We were supposed to climb Phnom Bakheng for a view of Angkor Wat at sunset, but Choeun’s warning that 3,000 other people may choose to do this today makes it sound quite unappealing.
Instead we climb up at the very end of the day to capture the best light on Angkor Wat.
There are elephants available to take you up to the ruins and, had the rides been half the cost, Lane and I would have taken advantage of that option. But the trek up is easy and pleasant enough and by now we have scrambled up enough ruins that navigating these steep stairs once we reach the temple isn’t too difficult either.
Phnom Bakheng itself is a rather dilapidated ruin, as those things go here, but it offers amazing views over the countryside, a nearby shrine, the distant hills along Tonle’ Sap, the waters of West Baray (a vast ancient reservoir), and – of course – Angkor Wat.
We sit, admire the views, and relax until the local TV news camera shows up. (Really.) The crowds can’t be far behind.

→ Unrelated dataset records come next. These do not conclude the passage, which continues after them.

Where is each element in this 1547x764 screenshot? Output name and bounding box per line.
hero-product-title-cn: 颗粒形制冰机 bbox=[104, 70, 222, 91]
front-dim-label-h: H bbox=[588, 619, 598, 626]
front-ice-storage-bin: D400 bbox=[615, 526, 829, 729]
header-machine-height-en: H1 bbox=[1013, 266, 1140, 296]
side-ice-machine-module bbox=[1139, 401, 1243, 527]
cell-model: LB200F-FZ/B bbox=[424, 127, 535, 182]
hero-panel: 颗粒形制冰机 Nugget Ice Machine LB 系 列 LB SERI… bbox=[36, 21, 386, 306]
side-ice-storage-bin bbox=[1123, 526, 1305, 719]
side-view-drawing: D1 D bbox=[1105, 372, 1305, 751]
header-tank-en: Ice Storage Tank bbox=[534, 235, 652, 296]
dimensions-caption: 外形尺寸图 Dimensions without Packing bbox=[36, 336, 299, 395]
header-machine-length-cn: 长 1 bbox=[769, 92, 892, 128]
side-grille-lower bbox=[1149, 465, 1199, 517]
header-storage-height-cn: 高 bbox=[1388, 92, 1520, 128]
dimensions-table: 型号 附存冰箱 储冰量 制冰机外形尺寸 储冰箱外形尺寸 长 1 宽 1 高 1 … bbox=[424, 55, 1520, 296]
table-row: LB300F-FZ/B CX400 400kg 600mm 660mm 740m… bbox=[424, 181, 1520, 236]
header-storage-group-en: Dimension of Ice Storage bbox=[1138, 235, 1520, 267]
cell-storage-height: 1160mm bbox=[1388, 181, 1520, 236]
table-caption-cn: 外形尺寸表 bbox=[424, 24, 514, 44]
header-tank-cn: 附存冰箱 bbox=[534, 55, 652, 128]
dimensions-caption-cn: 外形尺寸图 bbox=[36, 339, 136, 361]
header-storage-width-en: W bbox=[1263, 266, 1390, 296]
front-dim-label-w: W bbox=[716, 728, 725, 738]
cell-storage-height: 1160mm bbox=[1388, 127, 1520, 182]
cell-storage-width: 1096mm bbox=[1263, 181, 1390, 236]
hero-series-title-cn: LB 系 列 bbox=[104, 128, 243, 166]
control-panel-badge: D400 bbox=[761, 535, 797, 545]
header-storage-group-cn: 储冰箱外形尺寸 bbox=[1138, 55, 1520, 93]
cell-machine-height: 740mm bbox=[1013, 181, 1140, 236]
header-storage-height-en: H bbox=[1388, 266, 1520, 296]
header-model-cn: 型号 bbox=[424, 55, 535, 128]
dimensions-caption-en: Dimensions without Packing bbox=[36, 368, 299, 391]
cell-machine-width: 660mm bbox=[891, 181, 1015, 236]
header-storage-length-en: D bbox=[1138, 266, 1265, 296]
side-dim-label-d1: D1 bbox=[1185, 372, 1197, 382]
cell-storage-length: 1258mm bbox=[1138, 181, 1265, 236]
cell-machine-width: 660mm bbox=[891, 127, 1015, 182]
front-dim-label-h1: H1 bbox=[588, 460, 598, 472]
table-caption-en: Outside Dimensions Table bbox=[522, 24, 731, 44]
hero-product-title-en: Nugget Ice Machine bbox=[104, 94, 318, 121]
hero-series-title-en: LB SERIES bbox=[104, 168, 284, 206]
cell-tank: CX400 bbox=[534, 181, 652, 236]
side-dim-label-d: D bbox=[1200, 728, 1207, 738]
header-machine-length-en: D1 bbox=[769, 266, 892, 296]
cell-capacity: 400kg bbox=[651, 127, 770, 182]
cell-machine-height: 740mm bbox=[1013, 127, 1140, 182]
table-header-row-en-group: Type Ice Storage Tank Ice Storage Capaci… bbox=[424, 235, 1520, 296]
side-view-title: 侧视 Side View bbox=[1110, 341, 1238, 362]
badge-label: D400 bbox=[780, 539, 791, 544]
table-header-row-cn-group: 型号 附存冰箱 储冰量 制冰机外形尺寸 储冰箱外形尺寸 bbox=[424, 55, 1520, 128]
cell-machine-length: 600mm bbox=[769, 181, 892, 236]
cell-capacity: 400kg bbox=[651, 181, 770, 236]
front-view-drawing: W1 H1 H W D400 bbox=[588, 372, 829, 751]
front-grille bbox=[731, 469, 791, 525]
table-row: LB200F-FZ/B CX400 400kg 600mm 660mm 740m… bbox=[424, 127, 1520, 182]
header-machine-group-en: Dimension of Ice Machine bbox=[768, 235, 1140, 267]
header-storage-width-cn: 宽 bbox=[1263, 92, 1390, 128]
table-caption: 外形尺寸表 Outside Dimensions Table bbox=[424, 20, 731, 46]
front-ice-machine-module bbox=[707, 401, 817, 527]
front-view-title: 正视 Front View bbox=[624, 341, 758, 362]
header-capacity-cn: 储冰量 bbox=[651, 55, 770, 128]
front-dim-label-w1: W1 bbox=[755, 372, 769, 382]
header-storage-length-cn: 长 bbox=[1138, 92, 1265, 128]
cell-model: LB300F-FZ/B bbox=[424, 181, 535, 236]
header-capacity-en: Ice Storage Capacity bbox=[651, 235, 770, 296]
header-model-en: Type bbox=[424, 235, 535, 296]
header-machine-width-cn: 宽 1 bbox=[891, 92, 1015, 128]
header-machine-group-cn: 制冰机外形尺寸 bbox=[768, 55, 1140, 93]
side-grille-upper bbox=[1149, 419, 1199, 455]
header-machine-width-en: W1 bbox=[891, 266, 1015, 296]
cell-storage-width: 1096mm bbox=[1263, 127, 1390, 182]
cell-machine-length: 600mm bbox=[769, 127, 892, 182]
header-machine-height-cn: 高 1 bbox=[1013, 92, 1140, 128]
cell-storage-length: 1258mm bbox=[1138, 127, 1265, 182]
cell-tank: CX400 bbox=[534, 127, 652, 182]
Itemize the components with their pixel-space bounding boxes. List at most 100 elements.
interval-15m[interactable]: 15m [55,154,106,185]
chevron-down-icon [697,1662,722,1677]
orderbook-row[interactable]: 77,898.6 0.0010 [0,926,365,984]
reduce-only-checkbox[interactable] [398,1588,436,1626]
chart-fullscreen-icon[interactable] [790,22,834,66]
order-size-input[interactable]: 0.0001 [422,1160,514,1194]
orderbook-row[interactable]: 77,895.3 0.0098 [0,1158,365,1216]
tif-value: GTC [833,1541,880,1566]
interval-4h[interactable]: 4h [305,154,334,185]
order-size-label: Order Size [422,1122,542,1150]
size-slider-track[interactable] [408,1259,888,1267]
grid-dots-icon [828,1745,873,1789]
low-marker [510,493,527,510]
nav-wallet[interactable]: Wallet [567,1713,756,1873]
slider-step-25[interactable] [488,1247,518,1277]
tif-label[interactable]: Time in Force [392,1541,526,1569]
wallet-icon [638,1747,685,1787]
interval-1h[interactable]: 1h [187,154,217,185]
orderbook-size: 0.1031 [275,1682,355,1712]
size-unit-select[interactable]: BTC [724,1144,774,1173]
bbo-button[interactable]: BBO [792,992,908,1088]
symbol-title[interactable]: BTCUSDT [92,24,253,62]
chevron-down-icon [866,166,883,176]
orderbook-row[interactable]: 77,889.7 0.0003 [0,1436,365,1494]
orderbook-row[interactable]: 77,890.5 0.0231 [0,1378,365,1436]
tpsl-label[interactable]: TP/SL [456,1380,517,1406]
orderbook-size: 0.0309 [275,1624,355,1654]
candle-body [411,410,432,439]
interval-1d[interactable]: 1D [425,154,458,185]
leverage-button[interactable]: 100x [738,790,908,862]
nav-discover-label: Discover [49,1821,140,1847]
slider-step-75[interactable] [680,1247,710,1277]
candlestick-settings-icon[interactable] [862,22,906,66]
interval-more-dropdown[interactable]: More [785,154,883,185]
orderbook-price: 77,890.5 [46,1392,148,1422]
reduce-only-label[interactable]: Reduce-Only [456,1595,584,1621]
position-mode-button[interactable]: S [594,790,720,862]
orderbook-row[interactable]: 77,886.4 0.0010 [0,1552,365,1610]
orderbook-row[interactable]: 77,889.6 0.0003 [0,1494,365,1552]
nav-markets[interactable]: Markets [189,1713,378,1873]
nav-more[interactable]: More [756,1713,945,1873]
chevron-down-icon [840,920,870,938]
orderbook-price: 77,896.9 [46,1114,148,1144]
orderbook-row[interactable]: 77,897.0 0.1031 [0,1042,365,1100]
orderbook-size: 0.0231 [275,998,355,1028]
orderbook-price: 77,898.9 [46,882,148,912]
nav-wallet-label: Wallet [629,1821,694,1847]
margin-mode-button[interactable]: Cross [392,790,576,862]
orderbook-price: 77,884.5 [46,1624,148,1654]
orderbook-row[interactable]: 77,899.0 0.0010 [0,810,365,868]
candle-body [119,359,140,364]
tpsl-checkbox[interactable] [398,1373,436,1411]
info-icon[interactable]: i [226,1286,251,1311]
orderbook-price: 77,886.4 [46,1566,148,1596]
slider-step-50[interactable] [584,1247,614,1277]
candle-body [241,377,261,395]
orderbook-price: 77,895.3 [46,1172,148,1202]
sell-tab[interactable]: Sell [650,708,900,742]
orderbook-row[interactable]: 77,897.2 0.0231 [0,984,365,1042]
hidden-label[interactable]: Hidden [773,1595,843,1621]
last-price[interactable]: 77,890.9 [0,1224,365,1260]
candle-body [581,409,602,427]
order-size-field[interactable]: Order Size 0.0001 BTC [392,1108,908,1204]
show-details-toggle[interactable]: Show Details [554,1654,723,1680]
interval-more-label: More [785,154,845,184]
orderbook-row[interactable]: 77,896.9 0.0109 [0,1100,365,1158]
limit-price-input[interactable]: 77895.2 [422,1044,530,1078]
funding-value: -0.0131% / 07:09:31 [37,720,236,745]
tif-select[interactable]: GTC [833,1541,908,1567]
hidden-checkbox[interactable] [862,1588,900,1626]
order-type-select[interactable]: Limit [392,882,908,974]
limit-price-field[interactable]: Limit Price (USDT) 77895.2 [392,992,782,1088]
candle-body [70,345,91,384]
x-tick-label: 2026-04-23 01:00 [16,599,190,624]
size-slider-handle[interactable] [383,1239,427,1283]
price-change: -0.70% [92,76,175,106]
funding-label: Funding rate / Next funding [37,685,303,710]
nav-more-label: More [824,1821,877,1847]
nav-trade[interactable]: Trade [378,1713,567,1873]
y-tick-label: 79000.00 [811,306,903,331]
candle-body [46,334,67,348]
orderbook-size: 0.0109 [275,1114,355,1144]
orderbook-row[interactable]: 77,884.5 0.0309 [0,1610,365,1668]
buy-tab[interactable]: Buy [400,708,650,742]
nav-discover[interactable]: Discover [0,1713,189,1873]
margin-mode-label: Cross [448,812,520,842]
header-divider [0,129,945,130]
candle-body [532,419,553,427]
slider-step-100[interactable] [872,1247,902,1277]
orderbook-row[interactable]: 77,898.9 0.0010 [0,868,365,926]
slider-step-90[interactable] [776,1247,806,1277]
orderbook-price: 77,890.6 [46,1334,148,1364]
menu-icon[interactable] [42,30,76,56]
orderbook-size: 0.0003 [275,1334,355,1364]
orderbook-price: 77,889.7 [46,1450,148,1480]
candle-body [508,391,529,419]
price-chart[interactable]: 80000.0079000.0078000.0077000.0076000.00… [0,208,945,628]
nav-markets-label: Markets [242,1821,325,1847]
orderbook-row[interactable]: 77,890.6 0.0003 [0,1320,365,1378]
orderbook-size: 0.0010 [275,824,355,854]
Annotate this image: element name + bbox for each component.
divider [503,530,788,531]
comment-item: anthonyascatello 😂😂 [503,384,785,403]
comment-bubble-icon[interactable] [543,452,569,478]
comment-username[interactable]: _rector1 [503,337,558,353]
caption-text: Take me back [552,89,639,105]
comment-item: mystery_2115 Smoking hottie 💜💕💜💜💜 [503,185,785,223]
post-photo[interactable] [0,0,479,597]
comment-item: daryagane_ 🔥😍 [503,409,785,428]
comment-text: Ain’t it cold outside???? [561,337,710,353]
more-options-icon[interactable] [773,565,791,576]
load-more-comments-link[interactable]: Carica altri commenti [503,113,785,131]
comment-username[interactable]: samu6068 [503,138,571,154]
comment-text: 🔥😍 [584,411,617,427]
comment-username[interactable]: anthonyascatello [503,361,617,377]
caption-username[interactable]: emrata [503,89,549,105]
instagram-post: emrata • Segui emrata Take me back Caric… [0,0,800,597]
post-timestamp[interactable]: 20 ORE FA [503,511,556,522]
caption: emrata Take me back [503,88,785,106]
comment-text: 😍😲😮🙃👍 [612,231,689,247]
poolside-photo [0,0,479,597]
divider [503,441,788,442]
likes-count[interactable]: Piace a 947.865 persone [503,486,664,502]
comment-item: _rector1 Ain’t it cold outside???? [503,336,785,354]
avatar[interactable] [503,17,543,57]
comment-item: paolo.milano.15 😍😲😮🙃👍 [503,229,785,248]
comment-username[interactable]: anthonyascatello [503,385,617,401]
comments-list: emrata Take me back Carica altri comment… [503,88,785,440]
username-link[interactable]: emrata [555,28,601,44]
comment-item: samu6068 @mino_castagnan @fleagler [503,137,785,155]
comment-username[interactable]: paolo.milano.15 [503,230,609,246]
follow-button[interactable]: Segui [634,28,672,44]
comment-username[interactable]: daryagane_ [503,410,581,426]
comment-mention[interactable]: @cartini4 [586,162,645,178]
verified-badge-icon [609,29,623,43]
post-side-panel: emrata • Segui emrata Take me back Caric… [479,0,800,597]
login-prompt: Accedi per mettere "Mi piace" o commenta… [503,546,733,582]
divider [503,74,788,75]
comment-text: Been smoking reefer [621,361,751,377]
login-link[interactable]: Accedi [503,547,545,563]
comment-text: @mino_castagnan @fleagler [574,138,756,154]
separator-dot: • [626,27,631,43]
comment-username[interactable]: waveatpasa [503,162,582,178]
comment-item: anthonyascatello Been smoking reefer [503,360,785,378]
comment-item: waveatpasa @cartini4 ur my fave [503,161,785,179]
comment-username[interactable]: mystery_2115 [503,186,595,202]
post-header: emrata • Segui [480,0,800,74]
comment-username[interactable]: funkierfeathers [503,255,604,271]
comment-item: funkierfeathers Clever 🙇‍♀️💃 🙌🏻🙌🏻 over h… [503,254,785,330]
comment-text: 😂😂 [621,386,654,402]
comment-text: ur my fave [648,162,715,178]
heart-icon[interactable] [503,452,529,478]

We share the route down with the elephants.
I love the Indian elephants. They are so beautiful, with their mottled faces and placid demeanor. Dave and Carolyn walk ahead of me and Dave pats each elephant as it passes. Meanwhile, Joe makes sure that I am safely at the edge of the trail, as far as possible from these huge beasts.
As we come to the end of the trail, I join Dave and pat one of these gentle-seeming giants as it lumbers past. It’s flank is hard, rough, and unexpectedly hairy.
It IS a bit scary, although I doubt the elephant even notices my touch.